Ya no tenemos guerras y en eso se han apoyado muchos para argumentar que el Estado posmoderno está perdiendo fortaleza. Pero el coronavirus ha venido y está probando la capacidad de los Estados liberales, más o menos intervencionistas, y de los Estados autoritarios para enfrentarse a una nueva situación excepcional. Se repite la necesidad de afrontar con recursos excepcionales necesidades excepcionales y ya se plantean las distintas estrategias de búsqueda de recursos extraordinarios y de coordinación industrial (como célebre Defense Production Act norteamericana) y las dificultades del mantenimiento de la lealtad de la población.
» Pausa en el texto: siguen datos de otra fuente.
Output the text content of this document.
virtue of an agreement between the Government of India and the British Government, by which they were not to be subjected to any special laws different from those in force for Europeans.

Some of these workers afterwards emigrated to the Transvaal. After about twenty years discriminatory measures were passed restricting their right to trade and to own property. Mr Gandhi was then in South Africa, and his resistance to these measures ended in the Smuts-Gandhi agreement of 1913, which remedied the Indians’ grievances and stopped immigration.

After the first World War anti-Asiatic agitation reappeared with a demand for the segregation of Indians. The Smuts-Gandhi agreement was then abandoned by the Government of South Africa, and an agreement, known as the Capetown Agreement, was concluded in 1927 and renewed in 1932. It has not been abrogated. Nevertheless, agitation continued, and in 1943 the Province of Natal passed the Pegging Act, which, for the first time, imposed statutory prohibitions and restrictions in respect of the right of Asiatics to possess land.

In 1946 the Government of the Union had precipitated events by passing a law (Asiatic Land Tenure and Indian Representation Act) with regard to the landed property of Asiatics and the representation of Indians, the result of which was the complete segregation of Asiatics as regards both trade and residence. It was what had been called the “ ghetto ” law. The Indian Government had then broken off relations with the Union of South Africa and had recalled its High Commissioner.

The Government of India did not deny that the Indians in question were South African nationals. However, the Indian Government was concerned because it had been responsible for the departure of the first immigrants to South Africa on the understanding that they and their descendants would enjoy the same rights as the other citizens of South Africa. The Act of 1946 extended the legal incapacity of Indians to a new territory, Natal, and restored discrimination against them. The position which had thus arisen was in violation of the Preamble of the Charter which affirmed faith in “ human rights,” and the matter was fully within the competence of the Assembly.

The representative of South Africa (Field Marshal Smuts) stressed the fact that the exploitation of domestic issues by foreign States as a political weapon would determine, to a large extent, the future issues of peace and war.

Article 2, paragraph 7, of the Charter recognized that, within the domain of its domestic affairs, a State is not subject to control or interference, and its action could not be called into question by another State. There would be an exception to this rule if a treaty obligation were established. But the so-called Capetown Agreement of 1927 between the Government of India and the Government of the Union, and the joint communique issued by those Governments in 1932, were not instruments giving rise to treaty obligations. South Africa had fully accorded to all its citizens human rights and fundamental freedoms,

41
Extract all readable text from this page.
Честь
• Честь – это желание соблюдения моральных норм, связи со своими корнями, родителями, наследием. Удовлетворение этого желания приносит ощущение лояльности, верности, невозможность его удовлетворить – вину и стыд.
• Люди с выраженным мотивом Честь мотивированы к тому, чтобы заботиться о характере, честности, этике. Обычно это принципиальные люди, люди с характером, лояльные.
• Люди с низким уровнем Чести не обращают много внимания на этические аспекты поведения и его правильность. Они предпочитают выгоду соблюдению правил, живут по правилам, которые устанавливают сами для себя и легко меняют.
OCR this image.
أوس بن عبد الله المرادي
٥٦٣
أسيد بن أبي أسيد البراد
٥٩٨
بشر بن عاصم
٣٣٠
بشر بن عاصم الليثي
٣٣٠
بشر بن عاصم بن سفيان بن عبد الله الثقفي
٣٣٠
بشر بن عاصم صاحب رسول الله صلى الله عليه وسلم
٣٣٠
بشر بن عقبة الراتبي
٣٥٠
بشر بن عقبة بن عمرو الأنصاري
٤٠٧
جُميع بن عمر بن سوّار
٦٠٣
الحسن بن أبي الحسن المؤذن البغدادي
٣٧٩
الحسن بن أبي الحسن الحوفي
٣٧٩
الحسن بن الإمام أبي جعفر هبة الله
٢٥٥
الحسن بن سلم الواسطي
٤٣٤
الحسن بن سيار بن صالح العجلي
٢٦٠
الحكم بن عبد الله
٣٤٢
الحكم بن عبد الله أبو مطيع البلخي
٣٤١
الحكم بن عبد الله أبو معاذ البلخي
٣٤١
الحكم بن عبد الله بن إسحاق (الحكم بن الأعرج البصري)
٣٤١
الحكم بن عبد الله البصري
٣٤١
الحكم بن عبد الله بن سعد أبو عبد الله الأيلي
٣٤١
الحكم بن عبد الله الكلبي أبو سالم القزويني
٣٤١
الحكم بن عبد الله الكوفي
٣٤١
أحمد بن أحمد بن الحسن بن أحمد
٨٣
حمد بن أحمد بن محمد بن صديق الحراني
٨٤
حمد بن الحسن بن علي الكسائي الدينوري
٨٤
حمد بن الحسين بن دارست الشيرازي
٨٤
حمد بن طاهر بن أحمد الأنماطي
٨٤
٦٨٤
Se suponía que los Estados liberales eran superiores porque podían mostrar una capacidad de movilización mayor al estar dotados de mayor legitimidad, pero hoy, ante la crisis de legitimidad de la mayor parte de las democracias de los países avanzados, ya nada puede darse por descontado. El éxito o el fracaso de la lucha contra el coronavirus tendrá consecuencias para el éxito o el fracaso de estos diferentes modelos.

Pero no van a ser las únicas consecuencias. Hay otras dos, inquietantes. En primer lugar, las organizaciones supranacionales que han privado a los estados de una parte de su tradicional monopolio sobre la violencia, como la Unión Europea, también se están poniendo a prueba. Y, lo más preocupante, por desgracia, es que el viejo mantra del Estado omnipotente, con su aura de invencibilidad y sus fantasías prometeicas, va a volver. Es mentira porque nunca hubo Estados así, y es una mentira peligrosa porque no es inocua; pero ya se intuye en el paisaje que veremos cuando levante la niebla. El coronavirus nos dejará, inoculado, el virus del totalitarismo. Y volveremos a empezar.

Juan Menor Sendra es sociólogo y profesor de la URJC.